During a recent press briefing to launch the company's Insight Reputation System, Kevin Hogan, Symantec's senior director for security response, said the Stuxnet target is very specific, so its availability on the internet does not necessarily mean malicious hackers will use the worm to launch new attacks on SCADA systems.
ZD Net reported him as saying: "Unless you have information on the installation you want to target, you can't do it. The Windows code, which the Stuxnet worm was written from, has already been developed into another threat - like the rootkit for example - but it does not mean another facility is at stake."
Nevertheless, companies will still be aware that a small threat is still a threat, and so should aim to establish a secure environment.
When quizzed on whether the threat has evolved, Mr Hogan said the Stuxnet attacks have "opened the lid" on industrial control systems and become an additional area of security that researchers like him will need to look at.
According to the specialist, experts realised that the SCADA system, which was the original target in Stuxnet attacks, has a series of problems too similar to the Windows systems people use on a daily basis.
As they are not infallible, it is likely to lead to organisations tightening security around these systems.
This may include standardising security for SCADA systems and protocols, establishing secure SCADA systems in an integrated environment and implementing methods to counter security risks.

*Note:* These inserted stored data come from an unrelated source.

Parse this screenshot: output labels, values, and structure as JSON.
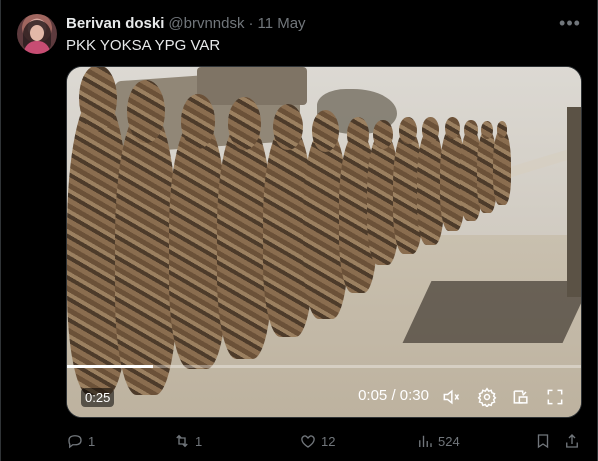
{
  "tweet": {
    "author": "Berivan doski",
    "handle": "@brvnndsk",
    "separator": "·",
    "date": "11 May",
    "text": "PKK YOKSA YPG VAR"
  },
  "video": {
    "badge_time": "0:25",
    "current_time": "0:05",
    "time_separator": "/",
    "duration": "0:30",
    "progress_fraction": 0.167
  },
  "actions": {
    "reply_count": "1",
    "retweet_count": "1",
    "like_count": "12",
    "view_count": "524"
  },
  "colors": {
    "background": "#000000",
    "text": "#e7e9ea",
    "muted": "#71767b",
    "divider": "#2f3336"
  },
  "icons": {
    "more": "more-icon",
    "mute": "volume-mute-icon",
    "settings": "gear-icon",
    "pip": "picture-in-picture-icon",
    "fullscreen": "fullscreen-icon",
    "reply": "reply-icon",
    "retweet": "retweet-icon",
    "like": "heart-icon",
    "views": "analytics-icon",
    "bookmark": "bookmark-icon",
    "share": "share-icon"
  }
}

The expert added that the worm was not as esoteric as it first seemed and that most of the operations had moved to Windows.
"It's an eye-opener for me and my team to discover that Stuxnet worm actually isn't as different as we thought it was," he added.
Mr Hogan explained that the malware exploits a vulnerability in the way Microsoft's Windows Shell handles shortcut files and, if tapped, it can allow the attacker to gain complete control of a system.
The virus was initially written to steal data from critical infrastructure companies by specifically targeting SCADA systems running Siemens' WinCC software, he noted.
Although the expert said he does not believe an instance of Stuxnet 2.0 will surface, he added that the industry should still be wary of new malware that may leverage the design of the original worm.
He acknowledged that Stuxnet attacks have the ability to cause "significant chaos", as indicated in global media reports, but Mr Hogan said a "centre-view" approach should be adopted to address the issue.
"In the next year or two, we will probably see proof of concepts of Stuxnet-like threats. The SCADA industry is also aware of this development and will approach things differently. Stuxnet is an easy scaremongering subject, but bear in mind that it was designed for a single purpose, a single installation," Mr Hogan explained.
It is clear that, although the threat of the Stuxnet virus appears to have passed, the possibility of another system-compromising piece of malware being created is still high.
In the meantime, global organisations, particularly those utilising SCADA, will need to ensure they are prepared for such an occurrence by taking the correct precautionary steps.